Rather than subject young children to stomach stapling and all the trauma and rigmarole this involves, they would be better spending the money on teaching these kids and their mothers/primary care-givers how to shop properly, ie no junk foods, and how to cook, proper nourishing food that isn't packed full of fats, sugar and salt.
Will the taxpayer then be expected to pay for all the lawsuits when these kids decide that they've been traumatised; or better still, let the lawsuits be paid for by the psychiatrists who deemed them fit in the first place!

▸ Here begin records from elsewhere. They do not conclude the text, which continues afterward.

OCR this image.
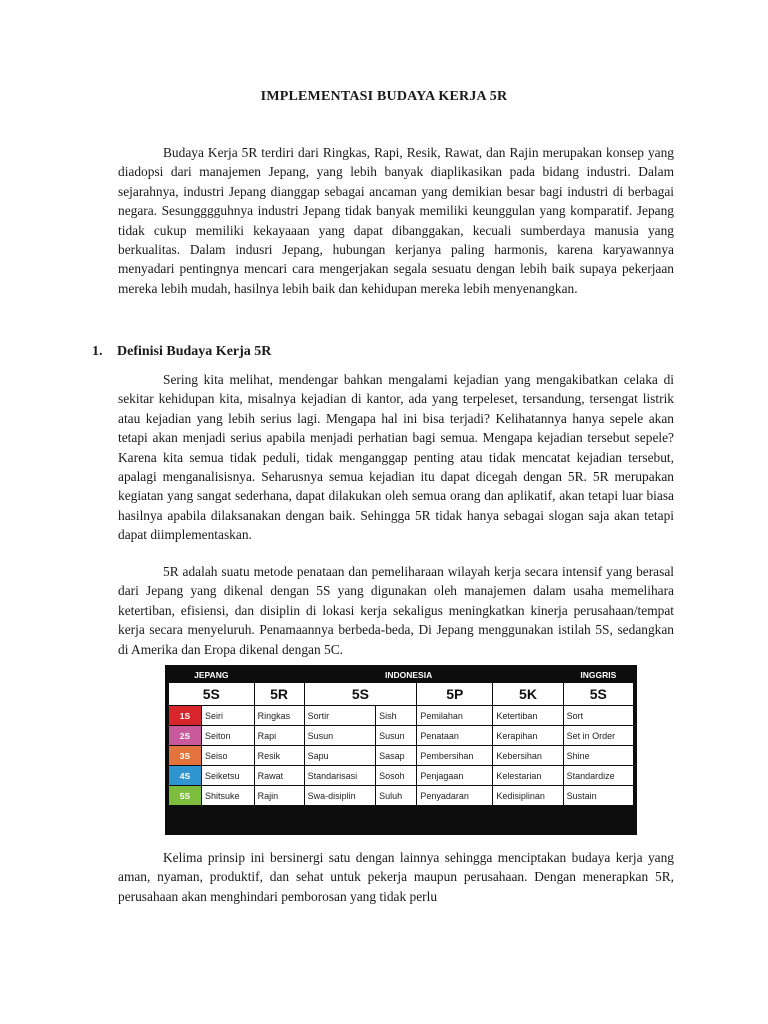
IMPLEMENTASI BUDAYA KERJA 5R

Budaya Kerja 5R terdiri dari Ringkas, Rapi, Resik, Rawat, dan Rajin merupakan konsep yang diadopsi dari manajemen Jepang, yang lebih banyak diaplikasikan pada bidang industri. Dalam sejarahnya, industri Jepang dianggap sebagai ancaman yang demikian besar bagi industri di berbagai negara. Sesungggguhnya industri Jepang tidak banyak memiliki keunggulan yang komparatif. Jepang tidak cukup memiliki kekayaaan yang dapat dibanggakan, kecuali sumberdaya manusia yang berkualitas. Dalam indusri Jepang, hubungan kerjanya paling harmonis, karena karyawannya menyadari pentingnya mencari cara mengerjakan segala sesuatu dengan lebih baik supaya pekerjaan mereka lebih mudah, hasilnya lebih baik dan kehidupan mereka lebih menyenangkan.

1. Definisi Budaya Kerja 5R

Sering kita melihat, mendengar bahkan mengalami kejadian yang mengakibatkan celaka di sekitar kehidupan kita, misalnya kejadian di kantor, ada yang terpeleset, tersandung, tersengat listrik atau kejadian yang lebih serius lagi. Mengapa hal ini bisa terjadi? Kelihatannya hanya sepele akan tetapi akan menjadi serius apabila menjadi perhatian bagi semua. Mengapa kejadian tersebut sepele? Karena kita semua tidak peduli, tidak menganggap penting atau tidak mencatat kejadian tersebut, apalagi menganalisisnya. Seharusnya semua kejadian itu dapat dicegah dengan 5R. 5R merupakan kegiatan yang sangat sederhana, dapat dilakukan oleh semua orang dan aplikatif, akan tetapi luar biasa hasilnya apabila dilaksanakan dengan baik. Sehingga 5R tidak hanya sebagai slogan saja akan tetapi dapat diimplementaskan.

5R adalah suatu metode penataan dan pemeliharaan wilayah kerja secara intensif yang berasal dari Jepang yang dikenal dengan 5S yang digunakan oleh manajemen dalam usaha memelihara ketertiban, efisiensi, dan disiplin di lokasi kerja sekaligus meningkatkan kinerja perusahaan/tempat kerja secara menyeluruh. Penamaannya berbeda-beda, Di Jepang menggunakan istilah 5S, sedangkan di Amerika dan Eropa dikenal dengan 5C.

JEPANG		INDONESIA					INGGRIS
5S		5R	5S		5P	5K	5S
1S	Seiri	Ringkas	Sortir	Sish	Pemilahan	Ketertiban	Sort
2S	Seiton	Rapi	Susun	Susun	Penataan	Kerapihan	Set in Order
3S	Seiso	Resik	Sapu	Sasap	Pembersihan	Kebersihan	Shine
4S	Seiketsu	Rawat	Standarisasi	Sosoh	Penjagaan	Kelestarian	Standardize
5S	Shitsuke	Rajin	Swa-disiplin	Suluh	Penyadaran	Kedisiplinan	Sustain

Kelima prinsip ini bersinergi satu dengan lainnya sehingga menciptakan budaya kerja yang aman, nyaman, produktif, dan sehat untuk pekerja maupun perusahaan. Dengan menerapkan 5R, perusahaan akan menghindari pemborosan yang tidak perlu
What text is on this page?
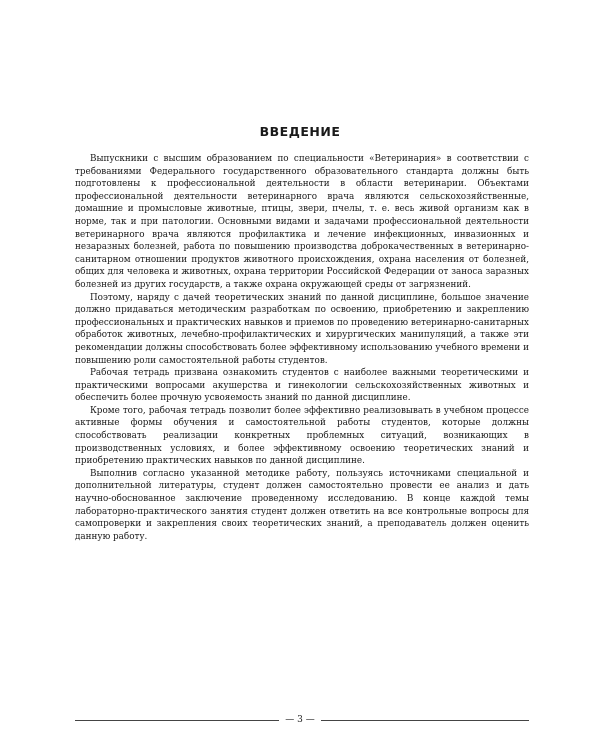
ВВЕДЕНИЕ

Выпускники с высшим образованием по специальности «Ветеринария» в соответствии с требованиями Федерального государственного образовательного стандарта должны быть подготовлены к профессиональной деятельности в области ветеринарии. Объектами профессиональной деятельности ветеринарного врача являются сельскохозяйственные, домашние и промысловые животные, птицы, звери, пчелы, т. е. весь живой организм как в норме, так и при патологии. Основными видами и задачами профессиональной деятельности ветеринарного врача являются профилактика и лечение инфекционных, инвазионных и незаразных болезней, работа по повышению производства доброкачественных в ветеринарно-санитарном отношении продуктов животного происхождения, охрана населения от болезней, общих для человека и животных, охрана территории Российской Федерации от заноса заразных болезней из других государств, а также охрана окружающей среды от загрязнений.

Поэтому, наряду с дачей теоретических знаний по данной дисциплине, большое значение должно придаваться методическим разработкам по освоению, приобретению и закреплению профессиональных и практических навыков и приемов по проведению ветеринарно-санитарных обработок животных, лечебно-профилактических и хирургических манипуляций, а также эти рекомендации должны способствовать более эффективному использованию учебного времени и повышению роли самостоятельной работы студентов.

Рабочая тетрадь призвана ознакомить студентов с наиболее важными теоретическими и практическими вопросами акушерства и гинекологии сельскохозяйственных животных и обеспечить более прочную усвояемость знаний по данной дисциплине.

Кроме того, рабочая тетрадь позволит более эффективно реализовывать в учебном процессе активные формы обучения и самостоятельной работы студентов, которые должны способствовать реализации конкретных проблемных ситуаций, возникающих в производственных условиях, и более эффективному освоению теоретических знаний и приобретению практических навыков по данной дисциплине.

Выполнив согласно указанной методике работу, пользуясь источниками специальной и дополнительной литературы, студент должен самостоятельно провести ее анализ и дать научно-обоснованное заключение проведенному исследованию. В конце каждой темы лабораторно-практического занятия студент должен ответить на все контрольные вопросы для самопроверки и закрепления своих теоретических знаний, а преподаватель должен оценить данную работу.

— 3 —
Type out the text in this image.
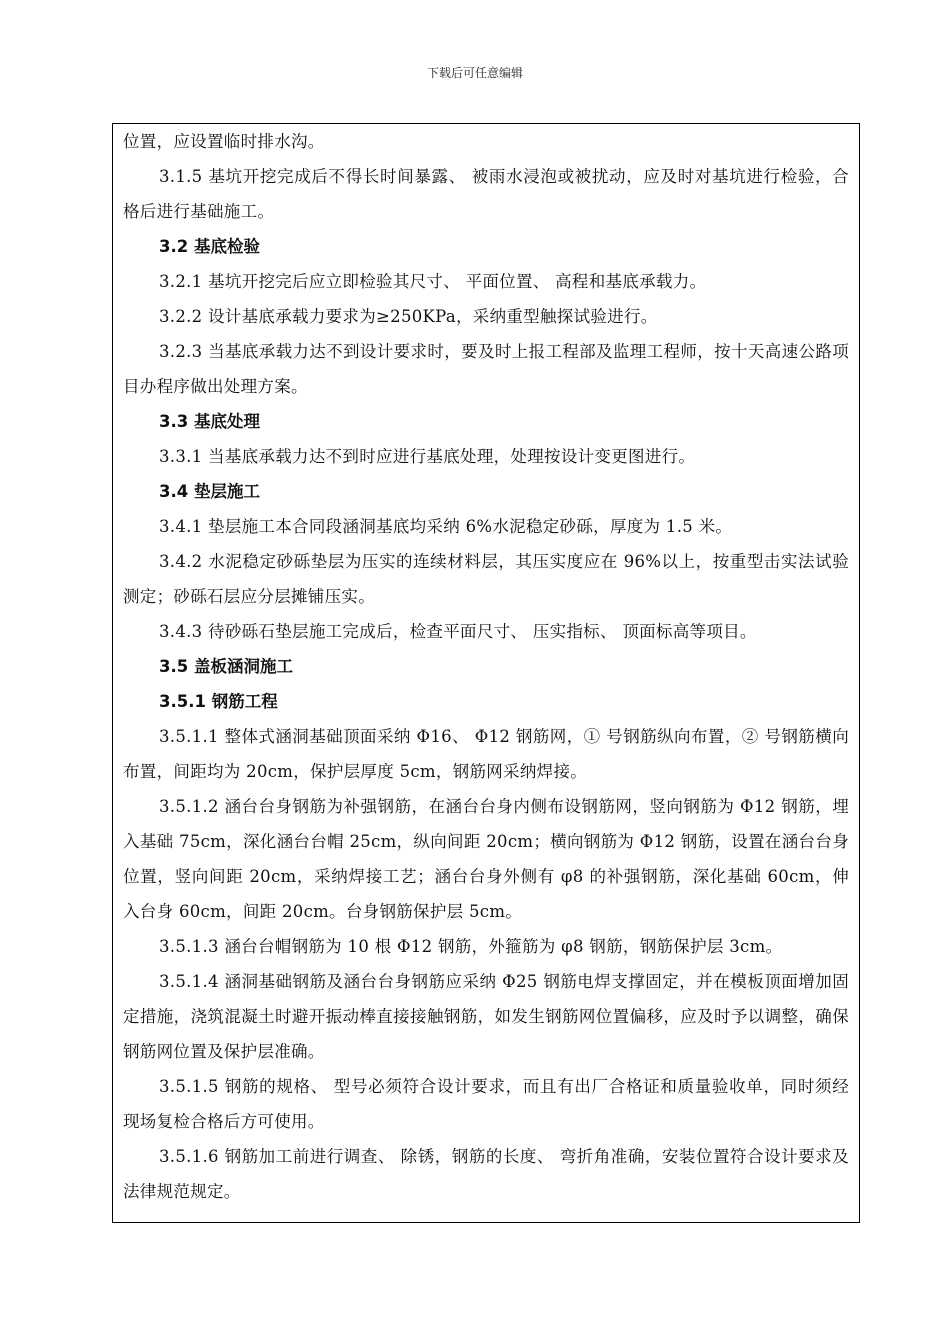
下载后可任意编辑

位置，应设置临时排水沟。

3.1.5 基坑开挖完成后不得长时间暴露、 被雨水浸泡或被扰动，应及时对基坑进行检验，合格后进行基础施工。

3.2 基底检验

3.2.1 基坑开挖完后应立即检验其尺寸、 平面位置、 高程和基底承载力。

3.2.2 设计基底承载力要求为≥250KPa，采纳重型触探试验进行。

3.2.3 当基底承载力达不到设计要求时，要及时上报工程部及监理工程师，按十天高速公路项目办程序做出处理方案。

3.3 基底处理

3.3.1 当基底承载力达不到时应进行基底处理，处理按设计变更图进行。

3.4 垫层施工

3.4.1 垫层施工本合同段涵洞基底均采纳 6%水泥稳定砂砾，厚度为 1.5 米。

3.4.2 水泥稳定砂砾垫层为压实的连续材料层，其压实度应在 96%以上，按重型击实法试验测定；砂砾石层应分层摊铺压实。

3.4.3 待砂砾石垫层施工完成后，检查平面尺寸、 压实指标、 顶面标高等项目。

3.5 盖板涵洞施工

3.5.1 钢筋工程

3.5.1.1 整体式涵洞基础顶面采纳 Φ16、 Φ12 钢筋网，① 号钢筋纵向布置，② 号钢筋横向布置，间距均为 20cm，保护层厚度 5cm，钢筋网采纳焊接。

3.5.1.2 涵台台身钢筋为补强钢筋，在涵台台身内侧布设钢筋网，竖向钢筋为 Φ12 钢筋，埋入基础 75cm，深化涵台台帽 25cm，纵向间距 20cm；横向钢筋为 Φ12 钢筋，设置在涵台台身位置，竖向间距 20cm，采纳焊接工艺；涵台台身外侧有 φ8 的补强钢筋，深化基础 60cm，伸入台身 60cm，间距 20cm。台身钢筋保护层 5cm。

3.5.1.3 涵台台帽钢筋为 10 根 Φ12 钢筋，外箍筋为 φ8 钢筋，钢筋保护层 3cm。

3.5.1.4 涵洞基础钢筋及涵台台身钢筋应采纳 Φ25 钢筋电焊支撑固定，并在模板顶面增加固定措施，浇筑混凝土时避开振动棒直接接触钢筋，如发生钢筋网位置偏移，应及时予以调整，确保钢筋网位置及保护层准确。

3.5.1.5 钢筋的规格、 型号必须符合设计要求，而且有出厂合格证和质量验收单，同时须经现场复检合格后方可使用。

3.5.1.6 钢筋加工前进行调查、 除锈，钢筋的长度、 弯折角准确，安装位置符合设计要求及法律规范规定。
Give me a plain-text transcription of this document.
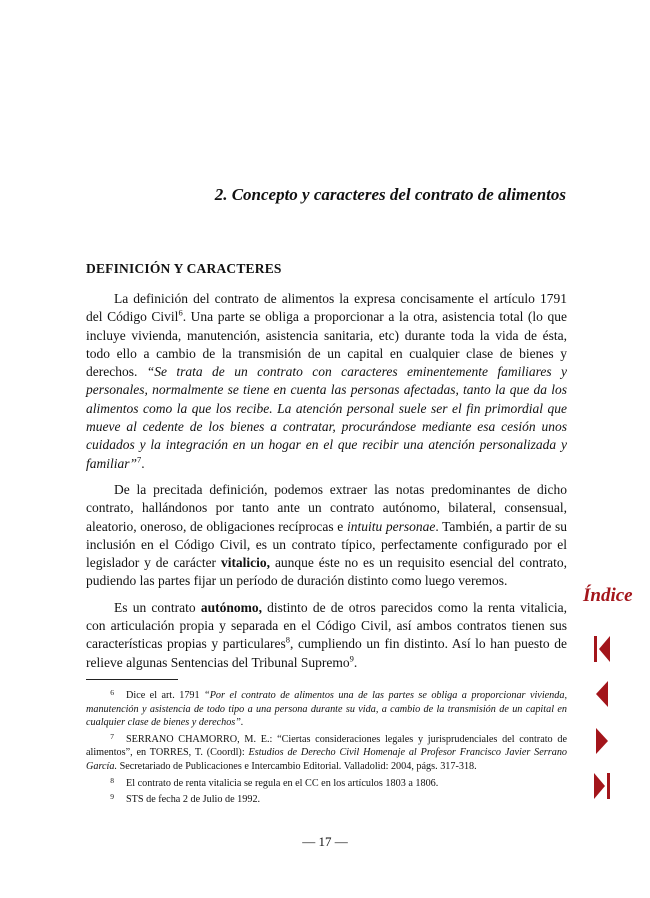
2. Concepto y caracteres del contrato de alimentos
DEFINICIÓN Y CARACTERES

La definición del contrato de alimentos la expresa concisamente el artículo 1791 del Código Civil$^6$. Una parte se obliga a proporcionar a la otra, asistencia total (lo que incluye vivienda, manutención, asistencia sanitaria, etc) durante toda la vida de ésta, todo ello a cambio de la transmisión de un capital en cualquier clase de bienes y derechos. “Se trata de un contrato con caracteres eminentemente familiares y personales, normalmente se tiene en cuenta las personas afectadas, tanto la que da los alimentos como la que los recibe. La atención personal suele ser el fin primordial que mueve al cedente de los bienes a contratar, procurándose mediante esa cesión unos cuidados y la integración en un hogar en el que recibir una atención personalizada y familiar”$^7$.

De la precitada definición, podemos extraer las notas predominantes de dicho contrato, hallándonos por tanto ante un contrato autónomo, bilateral, consensual, aleatorio, oneroso, de obligaciones recíprocas e intuitu personae. También, a partir de su inclusión en el Código Civil, es un contrato típico, perfectamente configurado por el legislador y de carácter vitalicio, aunque éste no es un requisito esencial del contrato, pudiendo las partes fijar un período de duración distinto como luego veremos.

Es un contrato autónomo, distinto de de otros parecidos como la renta vitalicia, con articulación propia y separada en el Código Civil, así ambos contratos tienen sus características propias y particulares$^8$, cumpliendo un fin distinto. Así lo han puesto de relieve algunas Sentencias del Tribunal Supremo$^9$.

6 Dice el art. 1791 “Por el contrato de alimentos una de las partes se obliga a proporcionar vivienda, manutención y asistencia de todo tipo a una persona durante su vida, a cambio de la transmisión de un capital en cualquier clase de bienes y derechos”.

7 SERRANO CHAMORRO, M. E.: “Ciertas consideraciones legales y jurisprudenciales del contrato de alimentos”, en TORRES, T. (Coordl): Estudios de Derecho Civil Homenaje al Profesor Francisco Javier Serrano García. Secretariado de Publicaciones e Intercambio Editorial. Valladolid: 2004, págs. 317-318.

8 El contrato de renta vitalicia se regula en el CC en los artículos 1803 a 1806.

9 STS de fecha 2 de Julio de 1992.

— 17 —

Índice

surely NICE should be looking at commonsense preventative measures and absolutely not recommending dangerous surgery
why not support campaigns to get swimming pools properly funded and re-opened, and protest against the selling off of Britain's playing fields
NICE should be challenging the Dept of Culture, Media and Sport to truly support these kind of things: we need a national register of all the pools in this country: closed; open; in danger, etc
i have been campaigning for four years for Broomhill Pool in Ipswich: a 50 metre outdoor pool where children could stay all day if they wished; this was closed in 2002 and there is no other facility like it in the whole of Suffolk;
it is appalling to think that stomach stapling can be seriously recommended in the same breath as "clinical excellence."
sally wainman
secretary of the broomhill pool trust
Sally and Sue, I concur! Selling off sports facilities coupled with a lack of education on cooking and domestic issues cant help the fact that more and more children (and adults) are becoming fat.
As per previous comments,
the money should be spend on giving these poor children free access to sporting activities as well as healthy eating.
Surely prevention is better than cure.
If they have Liposuction once they will thinking of this as a solution just like abortions which will be requested more than once.